# Product matrix as a Linear Combination

1. Oct 4, 2009

Problem Statement

Let

$$\mathbf{y} = [y_1\, y_2\, ...\, y_m]$$

And

$$A = \left[\begin{array} {cccc} a_{11}&a_{12}&...&a_{1n}\\ a_{21}&a_{22}&...&a_{2n}\\ a_{m1}&a_{m2}&...&a_{mn} \end{array}\right]$$

Show that the product yA can be expressed as a linear combination of the row matrices of A
with the scalar coefficients coming from y

Attempt at Solution

I thought that I would write out the actual product, which is a row vector. I thought that
something might jump out at me from here:

yA = [(y1a11 + y2a21 + ... + ymam1) (y1a12 + y2a22 + ... + ymam2) (y1a1n + y2a2n + ... + ymamn)]

I am not sure where to go from here. I know that it is going to be a summation of the rows of A .... but what I have now is just written column-wise... and it is not a summation.

A hint maybe?

2. Oct 4, 2009

### aPhilosopher

I think that you have a row vector. You can treat it just like a column vector and break it down into a sum.
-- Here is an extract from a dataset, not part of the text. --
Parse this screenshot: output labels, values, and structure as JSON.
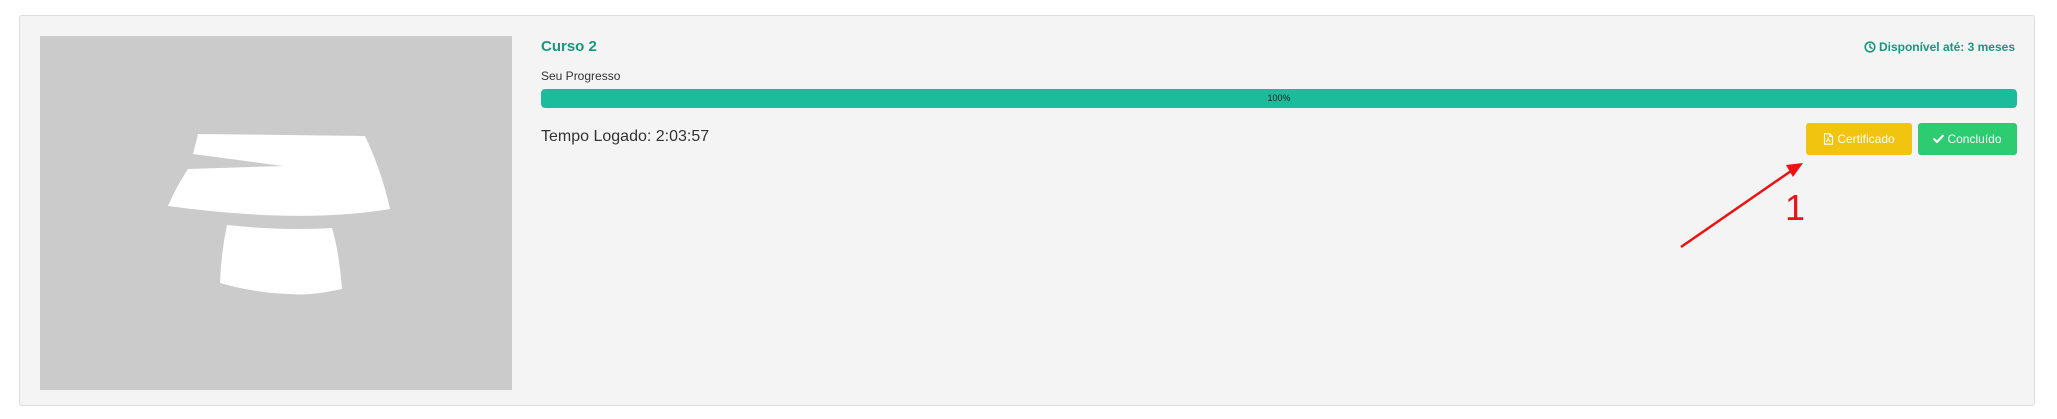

For example (a + b + c, d + b, b + c) = (a, d, b) + (b, b, c) + (c, 0, 0).

Pull out terms that have the same factor from y.

3. Oct 4, 2009

I think that I got it!

I just wrote the summation of the rows of A :

[a11 a12 ... a1n] + [a21 a22 ... a2n] + ... + [am1 am2 ... amn]

and then noted that each term needs to multiplied by each of the elements of y :

y1[a11 a12 ... a1n] + y2[a21 a22 ... a2n] + ... + ym[am1 am2 ... amn]

I guess I just thought the solution would have been a little more 'graceful' as opposed to 'guess and check.' :yuck:

thanks!